Comparison of continuum and pore-scale models of nutrient biodegradation under transverse mixing conditions

Recent studies indicate that during in situ bioremediation of contaminated groundwater, degradation occurs primarily along transverse mixing zones. Classical reactive-transport models overpredict the amount of degradation because solute spreading and mixing are not distinguished. Efforts to correct this have focused on modifying both dispersion and reaction terms, but no consensus on the best approach has emerged. In this work, a pore-scale model was used to simulate degradation along a transverse mixing zone between two required nutrients, and a continuum model with fitted parameters was used to match degradation rates from the pore-scale model.

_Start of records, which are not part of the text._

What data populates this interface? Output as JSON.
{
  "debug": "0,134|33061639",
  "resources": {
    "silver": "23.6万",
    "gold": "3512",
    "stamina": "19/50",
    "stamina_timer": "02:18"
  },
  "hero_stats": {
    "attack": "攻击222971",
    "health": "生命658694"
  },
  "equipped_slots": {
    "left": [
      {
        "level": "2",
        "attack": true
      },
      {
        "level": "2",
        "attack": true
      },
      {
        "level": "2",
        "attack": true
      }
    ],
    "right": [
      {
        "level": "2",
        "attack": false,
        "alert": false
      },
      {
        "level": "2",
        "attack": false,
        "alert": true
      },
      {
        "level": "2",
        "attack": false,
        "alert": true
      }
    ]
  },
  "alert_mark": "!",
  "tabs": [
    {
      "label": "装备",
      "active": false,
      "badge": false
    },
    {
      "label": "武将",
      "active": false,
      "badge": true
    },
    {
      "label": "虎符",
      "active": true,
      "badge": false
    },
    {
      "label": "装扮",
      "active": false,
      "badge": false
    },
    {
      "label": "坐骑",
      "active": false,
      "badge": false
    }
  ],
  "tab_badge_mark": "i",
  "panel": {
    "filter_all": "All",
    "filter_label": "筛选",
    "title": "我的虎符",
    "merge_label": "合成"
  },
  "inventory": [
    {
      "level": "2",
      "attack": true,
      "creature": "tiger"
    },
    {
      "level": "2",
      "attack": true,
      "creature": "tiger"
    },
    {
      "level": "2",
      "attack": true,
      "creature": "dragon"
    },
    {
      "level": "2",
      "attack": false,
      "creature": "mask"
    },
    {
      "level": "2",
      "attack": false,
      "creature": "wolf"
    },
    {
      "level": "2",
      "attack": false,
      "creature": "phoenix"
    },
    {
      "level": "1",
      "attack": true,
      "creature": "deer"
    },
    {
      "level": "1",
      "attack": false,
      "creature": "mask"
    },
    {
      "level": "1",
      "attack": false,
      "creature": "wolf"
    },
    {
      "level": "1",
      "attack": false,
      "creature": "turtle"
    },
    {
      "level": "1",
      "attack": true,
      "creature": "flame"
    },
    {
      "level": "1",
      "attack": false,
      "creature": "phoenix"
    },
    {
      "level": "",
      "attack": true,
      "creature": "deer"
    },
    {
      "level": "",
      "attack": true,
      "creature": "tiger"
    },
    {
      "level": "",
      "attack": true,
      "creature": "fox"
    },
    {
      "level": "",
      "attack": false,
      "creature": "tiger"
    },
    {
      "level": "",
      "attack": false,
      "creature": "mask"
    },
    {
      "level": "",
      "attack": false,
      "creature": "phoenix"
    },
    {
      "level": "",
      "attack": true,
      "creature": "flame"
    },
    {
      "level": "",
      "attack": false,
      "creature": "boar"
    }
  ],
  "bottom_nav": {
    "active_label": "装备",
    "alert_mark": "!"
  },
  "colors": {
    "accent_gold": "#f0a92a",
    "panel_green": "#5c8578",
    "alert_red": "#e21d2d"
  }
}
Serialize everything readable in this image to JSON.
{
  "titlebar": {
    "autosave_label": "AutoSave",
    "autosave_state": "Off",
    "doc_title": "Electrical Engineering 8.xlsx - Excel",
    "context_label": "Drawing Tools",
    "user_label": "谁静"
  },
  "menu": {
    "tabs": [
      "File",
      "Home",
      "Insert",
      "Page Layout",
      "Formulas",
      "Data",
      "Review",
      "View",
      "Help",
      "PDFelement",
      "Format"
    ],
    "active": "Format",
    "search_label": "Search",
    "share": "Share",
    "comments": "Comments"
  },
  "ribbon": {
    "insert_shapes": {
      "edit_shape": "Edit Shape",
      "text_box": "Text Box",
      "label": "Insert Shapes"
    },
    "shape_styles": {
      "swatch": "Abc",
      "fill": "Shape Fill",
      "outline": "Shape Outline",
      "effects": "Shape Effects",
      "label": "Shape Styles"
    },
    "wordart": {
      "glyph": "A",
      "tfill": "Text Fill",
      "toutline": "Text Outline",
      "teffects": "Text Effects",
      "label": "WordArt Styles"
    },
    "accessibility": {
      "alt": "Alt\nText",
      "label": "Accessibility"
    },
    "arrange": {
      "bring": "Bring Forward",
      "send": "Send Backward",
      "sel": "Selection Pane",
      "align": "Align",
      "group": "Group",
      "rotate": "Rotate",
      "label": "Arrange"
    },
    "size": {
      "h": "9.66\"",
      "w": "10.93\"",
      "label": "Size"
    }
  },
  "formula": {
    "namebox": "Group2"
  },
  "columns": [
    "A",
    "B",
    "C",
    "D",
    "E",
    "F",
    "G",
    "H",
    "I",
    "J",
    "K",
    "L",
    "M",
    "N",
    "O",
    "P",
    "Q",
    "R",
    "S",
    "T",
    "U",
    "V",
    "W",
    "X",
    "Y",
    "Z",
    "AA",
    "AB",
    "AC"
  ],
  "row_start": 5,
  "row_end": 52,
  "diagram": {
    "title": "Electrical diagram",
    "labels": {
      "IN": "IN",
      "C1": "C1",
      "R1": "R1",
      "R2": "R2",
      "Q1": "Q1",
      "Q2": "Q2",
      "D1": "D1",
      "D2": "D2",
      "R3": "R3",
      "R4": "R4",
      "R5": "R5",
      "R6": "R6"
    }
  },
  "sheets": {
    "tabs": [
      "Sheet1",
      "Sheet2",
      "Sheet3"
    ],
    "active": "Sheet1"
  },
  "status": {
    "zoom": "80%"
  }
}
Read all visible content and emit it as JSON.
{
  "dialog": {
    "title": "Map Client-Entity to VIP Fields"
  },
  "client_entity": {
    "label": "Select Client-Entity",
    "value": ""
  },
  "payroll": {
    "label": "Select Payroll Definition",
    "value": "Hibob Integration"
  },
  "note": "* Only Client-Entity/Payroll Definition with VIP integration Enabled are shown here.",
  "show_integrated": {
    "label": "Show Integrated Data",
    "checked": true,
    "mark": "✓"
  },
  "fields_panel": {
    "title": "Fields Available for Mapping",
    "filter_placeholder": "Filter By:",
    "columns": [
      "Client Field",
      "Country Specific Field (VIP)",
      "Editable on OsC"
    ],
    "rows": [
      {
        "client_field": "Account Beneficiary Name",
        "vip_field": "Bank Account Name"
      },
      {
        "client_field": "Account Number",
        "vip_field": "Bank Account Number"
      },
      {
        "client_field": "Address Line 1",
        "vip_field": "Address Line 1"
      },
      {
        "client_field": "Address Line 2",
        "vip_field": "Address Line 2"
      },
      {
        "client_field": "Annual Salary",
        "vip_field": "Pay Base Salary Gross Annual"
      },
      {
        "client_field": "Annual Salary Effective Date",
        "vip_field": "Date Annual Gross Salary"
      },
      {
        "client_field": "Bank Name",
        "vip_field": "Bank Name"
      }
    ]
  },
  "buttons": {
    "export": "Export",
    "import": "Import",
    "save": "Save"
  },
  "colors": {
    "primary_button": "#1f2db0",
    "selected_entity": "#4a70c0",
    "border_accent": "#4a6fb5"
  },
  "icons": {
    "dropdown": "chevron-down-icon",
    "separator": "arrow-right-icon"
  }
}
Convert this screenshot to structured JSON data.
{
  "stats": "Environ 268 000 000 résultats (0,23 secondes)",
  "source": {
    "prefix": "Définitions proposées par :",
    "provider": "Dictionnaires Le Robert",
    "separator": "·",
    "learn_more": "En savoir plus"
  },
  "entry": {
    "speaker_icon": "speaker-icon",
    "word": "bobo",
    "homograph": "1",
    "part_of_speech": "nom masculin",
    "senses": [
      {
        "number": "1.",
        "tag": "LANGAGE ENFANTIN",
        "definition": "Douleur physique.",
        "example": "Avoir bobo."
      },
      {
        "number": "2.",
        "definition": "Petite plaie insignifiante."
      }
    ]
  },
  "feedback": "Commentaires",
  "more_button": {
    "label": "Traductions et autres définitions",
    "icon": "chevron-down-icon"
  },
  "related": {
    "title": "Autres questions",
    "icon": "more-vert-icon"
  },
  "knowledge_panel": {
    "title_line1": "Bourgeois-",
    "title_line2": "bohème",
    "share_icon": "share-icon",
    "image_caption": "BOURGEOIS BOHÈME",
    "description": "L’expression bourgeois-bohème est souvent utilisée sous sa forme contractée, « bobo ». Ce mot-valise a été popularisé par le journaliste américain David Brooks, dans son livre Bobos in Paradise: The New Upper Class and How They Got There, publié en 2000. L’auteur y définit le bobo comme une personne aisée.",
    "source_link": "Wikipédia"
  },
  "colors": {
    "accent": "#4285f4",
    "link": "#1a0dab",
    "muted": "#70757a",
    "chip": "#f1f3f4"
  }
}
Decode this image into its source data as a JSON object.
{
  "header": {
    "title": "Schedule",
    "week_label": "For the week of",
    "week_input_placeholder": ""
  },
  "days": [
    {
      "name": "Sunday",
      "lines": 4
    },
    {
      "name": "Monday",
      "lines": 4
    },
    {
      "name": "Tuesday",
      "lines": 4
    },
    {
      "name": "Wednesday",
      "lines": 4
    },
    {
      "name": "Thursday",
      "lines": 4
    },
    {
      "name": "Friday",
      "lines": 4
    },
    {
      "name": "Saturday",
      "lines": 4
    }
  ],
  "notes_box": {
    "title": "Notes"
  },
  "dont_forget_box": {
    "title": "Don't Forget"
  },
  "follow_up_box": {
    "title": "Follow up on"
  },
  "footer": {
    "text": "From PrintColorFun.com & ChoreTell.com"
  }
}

The pore-scale model solves for the flow field, concentration field, and biomass development within pore spaces of porous medium. For the continuum model, the flow field and biomass distributions are assumed to be homogeneous, and the fitting parameters are the transverse dispersion coefficient (DT) and maximum substrate utilization rate (kS,c). Results from the pore-scale model show that degradation rates near the system inlet are limited by the reaction rate, while degradation rates downgradient are limited by transverse mixing. For the continuum model, the value of DT may be adjusted so that the degradation rate with distance matches that from the pore-scale model in the mixing-limited region. However, adjusting the value of kS only improves the fit to pore-scale results within the reaction-limited region. Comparison with field and laboratory experiments suggests that the length of the reaction rate-limited region is small compared to the length scale over which degradation occurs. This indicates that along transverse mixing zones in the field, values of kS are unimportant and only the value of DT must be accurately fit.